From Cardiff to Bangor, via Hay-on-Wye, Machynlleth, and more between, at each location the campaign organisation This is Rubbish (TiR) will set up a food waste cafe. The team will host a two-day program at the cafe, featuring workshops, games and creativity, followed by a food waste feast for 30 people each evening.
While raising awareness of the problem of food waste and the associated environmental issues, TiR also wants to promote solutions in a fun, engaging and creative way. Through community and arts-led public events, TiR founders Caitlin Shepherd, Kate Blair and Rachel Solnick, believe that celebration can be an effective means of communicating needed change.
“It allows people to have fun first, then engage with the issue of food waste,” said Caitlin. “The irony with This is Rubbish feasts is that we celebrate an abundance that’s been declared useless.”
The organisation are targeting industry and retailers – the largest contributors to food waste in the UK – with some sincere calls for policy change. TiR want all members of the food sector to report on the food waste they generate in their activities, with annual reports audited and publicised by an independent commission. At the same time the government should introduce an obligation upon the food sector to reduce food waste, the organisation believes.

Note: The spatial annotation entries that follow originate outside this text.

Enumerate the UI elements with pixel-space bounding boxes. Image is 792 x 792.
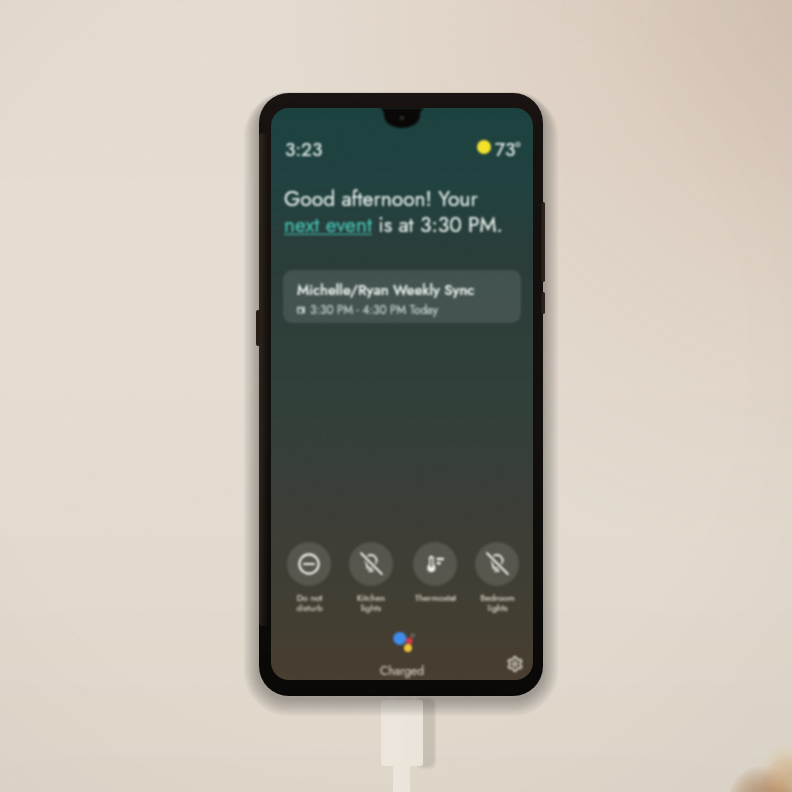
staticText: Good afternoon! Your — [284, 184, 478, 214]
button[interactable]: next event — [284, 210, 372, 240]
button[interactable]: Kitchen lights — [340, 542, 402, 615]
button[interactable]: Thermostat — [404, 542, 466, 604]
button[interactable]: Do not disturb — [278, 542, 340, 615]
button[interactable]: Michelle/Ryan Weekly Sync — [283, 270, 521, 323]
staticText: Kitchen lights — [357, 591, 385, 615]
staticText: Do not disturb — [296, 591, 323, 615]
staticText: 3:23 — [285, 136, 323, 163]
staticText: Bedroom lights — [480, 591, 515, 615]
button[interactable]: Bedroom lights — [466, 542, 528, 615]
staticText: Michelle/Ryan Weekly Sync — [297, 279, 475, 300]
staticText: 73° — [495, 136, 521, 163]
staticText: 3:30 PM - 4:30 PM Today — [310, 301, 438, 318]
button[interactable]: Settings — [504, 653, 526, 675]
button[interactable]: Google Assistant — [387, 625, 419, 657]
staticText: Thermostat — [415, 591, 456, 604]
staticText: Charged — [380, 662, 425, 679]
staticText: is at 3:30 PM. — [372, 210, 503, 240]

“These policy asks sound simple,” says Kate, “but they haven’t been done yet.” TiR aims to put pressure on the people who have the power to instigate these changes. During the feast tour, the group will host discussion and talks by policy advisors, researchers and artists, inspiring consumers to take action within their own lifestyles.
“If we can leave people feeling empowered with new skills and an increased understanding of the issue of food waste and the wider issue of food sustainabil ity, then surely that’s a good thing,” said Caitlin.
“Feast is an experience where people come together to celebrate what they can do together.”
Supporting the tour are a group of mentors, including: Clare Patey, artist and curator of the London event, Feast on The Bridge; Peter Gringold, director of arts and climate change organisation, Tipping Point; Geoff Tansey, Food Ethics Council advisor; Tim Lang, professor of food policy at City University London; Carolyn Steel, author of Hungry City: How Food Shapes Our Lives; and Guy Shrubsole, director at the Public Interest Research Centre.
The This is Rubbish team started campaigning against food waste during the Climate Camp 2009 event – before they had formed TiR as an organisation – where they provided people with pedal-powered food waste smoothies. Catching eyes and ears of others in the food waste debate, they were then invited to participate in events such as Feeding the 5000 in Trafalgar Square and a programme of food sustainability talks and workshops throughout 2010, including a mass fruit salad toss, in collaboration with the Arcola Theatre in London.
Awarded a grant from the People’s Millions in December 2010, This is Rubbish are rapidly expanding. From a small team of dedicated volunteers, they have now become a community interest company (CIC) and are all pedals ahead for their feast tour of Wales this year.